Did anyone dress offensively?
The big question hanging over the Met Ball’s red carpet ahead of the event was: how much guests would embrace this year’s Chinese theme and who would cross the line into offensive sartorial stereotype dressing. Each year, the Costume Institute Gala has a focus, and sometimes a dress code, based around the exhibition. This year there were no rules and red carpet watchers braced themselves for a car crash of cultural appropriation. In the main this didn’t happen. “China: through the looking glass” inspired twists on Chinese dressing – designer cheongsam, headgear and gowns in auspicious yellow all made an appearance. Sarah Jessica Parker’s headpiece by Philip Treacy was arguably too close to the stereotyping bone. Her flaming-red number was more dragon costume than chic, despite the actor having form for extravagant headdress on the red carpet. SJP claimed that the real story was her dress which she helped design with the H&M Conscious collection (not buying that, sorry). The internet disagreed, and christened the headdress a homage to Heat Miser. Meanwhile what Rihanna’s dress lacked in taste in one sense, the “cheese omelette” gown made up for it in another. Designed by Chinese couturier Guo Pei, it showed how support for Chinese designers is way more powerful than literal dressing.
But who did the theme well?
Anne Hathaway was careful. Her liquid-gold hoodie gown was designed by Ralph Lauren, whose collection had been inspired by a Chinese artist. Meanwhile, designer Michael Kors dubbed his dress for Kate Hudson as “Traditional Asian with a Californian twist”, which sounds like fusion cuisine at its most expensive. But the winners included Georgia May Jagger, whose lilac Gucci embroidered dress made her look louche, modern, traditional and hot, and Grace Coddington, who proved that there is nothing more chic and confident than a woman in a pair of pyjamas.
How fashion was it?
Capital F, obviously. The Met Ball is tiresomely dubbed “the Oscars of fashion”, but it is true; guests here have licence to put pushing the style envelope ahead of the studio paycheck. Witness Alexa Chung looking divine in Erdem and showcasing a pair of haute sideburns, which will have appealed much more to a Wintour crowd than a Weinstein one. FKA twigs meanwhile wore one of Christopher Kane’s lace lovers dresses, which is this season’s get-it-or-go-home challenge. Special mention for Solange Knowles’s Giles Deacon Star-Wars-meets-moules-marinière dress.
Who missed the memo?
Amal Clooney, Dakota Johnson, Reese Witherspoon, Carey Mulligan, Uma Thurman, Hailee Steinfeld … basically if you weren’t prepared to wear a Chinese designer, engage with the theme or go Fashion (see above), then you shouldn’t have been granted a $25,000 ticket. Risk-averse dressing is not an option at the Met Ball.
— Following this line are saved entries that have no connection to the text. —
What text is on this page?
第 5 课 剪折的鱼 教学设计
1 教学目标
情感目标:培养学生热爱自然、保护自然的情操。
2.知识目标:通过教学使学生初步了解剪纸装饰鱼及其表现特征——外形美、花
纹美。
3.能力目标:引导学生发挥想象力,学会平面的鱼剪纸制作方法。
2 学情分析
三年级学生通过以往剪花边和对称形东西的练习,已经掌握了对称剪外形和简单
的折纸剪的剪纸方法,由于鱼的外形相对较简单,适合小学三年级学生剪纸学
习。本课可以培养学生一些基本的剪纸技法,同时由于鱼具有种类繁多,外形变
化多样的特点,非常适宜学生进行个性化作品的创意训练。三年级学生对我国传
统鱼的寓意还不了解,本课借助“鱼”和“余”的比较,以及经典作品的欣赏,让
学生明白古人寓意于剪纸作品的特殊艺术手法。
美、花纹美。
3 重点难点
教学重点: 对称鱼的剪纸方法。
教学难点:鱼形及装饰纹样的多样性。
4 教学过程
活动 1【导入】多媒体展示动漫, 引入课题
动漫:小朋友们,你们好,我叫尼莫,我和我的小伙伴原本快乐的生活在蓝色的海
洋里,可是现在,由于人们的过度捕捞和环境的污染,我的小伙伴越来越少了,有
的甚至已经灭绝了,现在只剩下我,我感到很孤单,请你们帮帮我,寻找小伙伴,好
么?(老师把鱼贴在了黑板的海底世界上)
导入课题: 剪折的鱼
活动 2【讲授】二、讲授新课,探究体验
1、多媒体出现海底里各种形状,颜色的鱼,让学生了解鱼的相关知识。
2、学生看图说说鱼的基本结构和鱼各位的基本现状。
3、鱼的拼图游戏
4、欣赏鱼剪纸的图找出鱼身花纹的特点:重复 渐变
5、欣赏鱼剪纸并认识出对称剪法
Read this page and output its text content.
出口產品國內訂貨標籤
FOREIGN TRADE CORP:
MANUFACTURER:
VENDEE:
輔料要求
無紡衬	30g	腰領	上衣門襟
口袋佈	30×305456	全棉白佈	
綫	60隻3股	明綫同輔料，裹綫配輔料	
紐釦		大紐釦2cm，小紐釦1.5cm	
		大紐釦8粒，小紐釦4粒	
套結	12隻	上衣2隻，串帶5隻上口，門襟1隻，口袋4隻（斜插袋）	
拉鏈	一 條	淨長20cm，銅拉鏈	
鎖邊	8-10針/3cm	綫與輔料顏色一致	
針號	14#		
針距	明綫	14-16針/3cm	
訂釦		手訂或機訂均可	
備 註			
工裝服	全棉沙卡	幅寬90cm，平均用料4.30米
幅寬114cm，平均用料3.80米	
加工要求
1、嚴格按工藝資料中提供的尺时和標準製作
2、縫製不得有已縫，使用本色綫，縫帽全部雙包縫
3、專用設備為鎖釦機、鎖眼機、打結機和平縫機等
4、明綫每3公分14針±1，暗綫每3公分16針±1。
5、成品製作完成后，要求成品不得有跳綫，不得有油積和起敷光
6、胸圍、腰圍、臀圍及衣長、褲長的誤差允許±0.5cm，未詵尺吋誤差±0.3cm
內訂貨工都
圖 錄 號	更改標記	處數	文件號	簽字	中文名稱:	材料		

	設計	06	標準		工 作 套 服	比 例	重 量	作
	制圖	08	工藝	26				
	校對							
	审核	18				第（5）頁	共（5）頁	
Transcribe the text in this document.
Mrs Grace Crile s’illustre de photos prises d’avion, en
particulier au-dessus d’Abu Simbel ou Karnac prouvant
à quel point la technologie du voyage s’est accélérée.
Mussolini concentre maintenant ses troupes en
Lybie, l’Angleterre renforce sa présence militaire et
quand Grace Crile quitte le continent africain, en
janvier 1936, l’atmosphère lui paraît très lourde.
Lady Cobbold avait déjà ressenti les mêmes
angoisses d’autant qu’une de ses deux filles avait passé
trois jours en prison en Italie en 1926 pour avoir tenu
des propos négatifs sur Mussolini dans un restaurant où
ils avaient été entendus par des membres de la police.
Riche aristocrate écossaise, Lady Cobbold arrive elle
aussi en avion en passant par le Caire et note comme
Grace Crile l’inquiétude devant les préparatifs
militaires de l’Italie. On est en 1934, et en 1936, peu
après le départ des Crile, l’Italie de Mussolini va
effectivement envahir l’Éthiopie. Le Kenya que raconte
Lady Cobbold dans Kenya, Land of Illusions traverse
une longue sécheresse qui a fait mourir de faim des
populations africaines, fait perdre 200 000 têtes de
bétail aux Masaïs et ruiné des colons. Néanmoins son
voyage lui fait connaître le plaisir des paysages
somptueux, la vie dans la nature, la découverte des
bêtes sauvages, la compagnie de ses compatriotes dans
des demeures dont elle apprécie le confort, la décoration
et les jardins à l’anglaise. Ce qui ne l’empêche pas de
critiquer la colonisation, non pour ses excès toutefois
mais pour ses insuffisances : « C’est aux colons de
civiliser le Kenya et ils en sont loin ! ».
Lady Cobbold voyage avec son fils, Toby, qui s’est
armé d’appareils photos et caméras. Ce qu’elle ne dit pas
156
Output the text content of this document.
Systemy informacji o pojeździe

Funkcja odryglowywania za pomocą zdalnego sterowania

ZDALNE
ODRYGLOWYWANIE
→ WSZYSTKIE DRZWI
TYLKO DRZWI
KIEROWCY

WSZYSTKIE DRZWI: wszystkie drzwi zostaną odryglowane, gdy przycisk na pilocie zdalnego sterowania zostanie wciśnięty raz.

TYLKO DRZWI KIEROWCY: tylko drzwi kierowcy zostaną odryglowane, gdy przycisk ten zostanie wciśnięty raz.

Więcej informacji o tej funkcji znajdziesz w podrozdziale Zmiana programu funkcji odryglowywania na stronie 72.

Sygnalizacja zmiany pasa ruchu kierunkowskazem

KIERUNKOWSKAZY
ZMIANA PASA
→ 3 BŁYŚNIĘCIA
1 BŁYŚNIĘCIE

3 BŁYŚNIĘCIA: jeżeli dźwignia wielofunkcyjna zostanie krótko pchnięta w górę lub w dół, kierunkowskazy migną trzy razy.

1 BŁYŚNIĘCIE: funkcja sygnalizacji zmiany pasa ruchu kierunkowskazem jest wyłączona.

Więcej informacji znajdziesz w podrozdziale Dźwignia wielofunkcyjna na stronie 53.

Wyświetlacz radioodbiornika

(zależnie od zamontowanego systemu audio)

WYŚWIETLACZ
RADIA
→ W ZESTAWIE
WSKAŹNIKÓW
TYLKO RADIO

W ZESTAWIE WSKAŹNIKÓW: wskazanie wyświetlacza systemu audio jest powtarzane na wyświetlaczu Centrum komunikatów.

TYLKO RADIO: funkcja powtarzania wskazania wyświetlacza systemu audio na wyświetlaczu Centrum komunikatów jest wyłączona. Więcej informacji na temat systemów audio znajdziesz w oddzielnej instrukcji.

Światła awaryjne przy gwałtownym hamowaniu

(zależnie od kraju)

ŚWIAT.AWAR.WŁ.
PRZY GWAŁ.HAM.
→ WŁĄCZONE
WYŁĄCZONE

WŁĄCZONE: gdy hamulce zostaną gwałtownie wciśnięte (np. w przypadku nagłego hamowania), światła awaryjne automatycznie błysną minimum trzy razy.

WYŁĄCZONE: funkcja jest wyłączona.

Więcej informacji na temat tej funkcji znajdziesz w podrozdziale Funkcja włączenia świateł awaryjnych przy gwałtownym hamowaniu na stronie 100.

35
Is half-arsed the new side-boob?
If you thought the red carpet had exhausted its roll call of the body parts it is fashionable to flaunt, then you were woefully wrong. Right now the bottom – or some of it – is where it’s at. We’re calling it the half-arsed look – half-arsed also because it doesn’t really cut it in style terms. Jennifer Lopez’s Versace number flashed the side of her rear, while Beyoncé flashed her upper bum. The main objection to the latter being not the risque factor but the Girl’s World ponytail which made her head look like a spinning top at rest.
Are Bey and Jay morphing into Kimye?
The gauzy dress, the over-the-shoulder pose, the spill of a back hem and the dinner-jacketed date. It’s all getting rather repeat play for our liking. Because for all their beauty and sparkle, both women are starting to look forgettable. Kim claimed her inspiration was not Beyoncé at the Met Ball in 2012 but Cher at the first Met Ball in 1971, and everyone knows that you try to out-Cher Cher at your peril.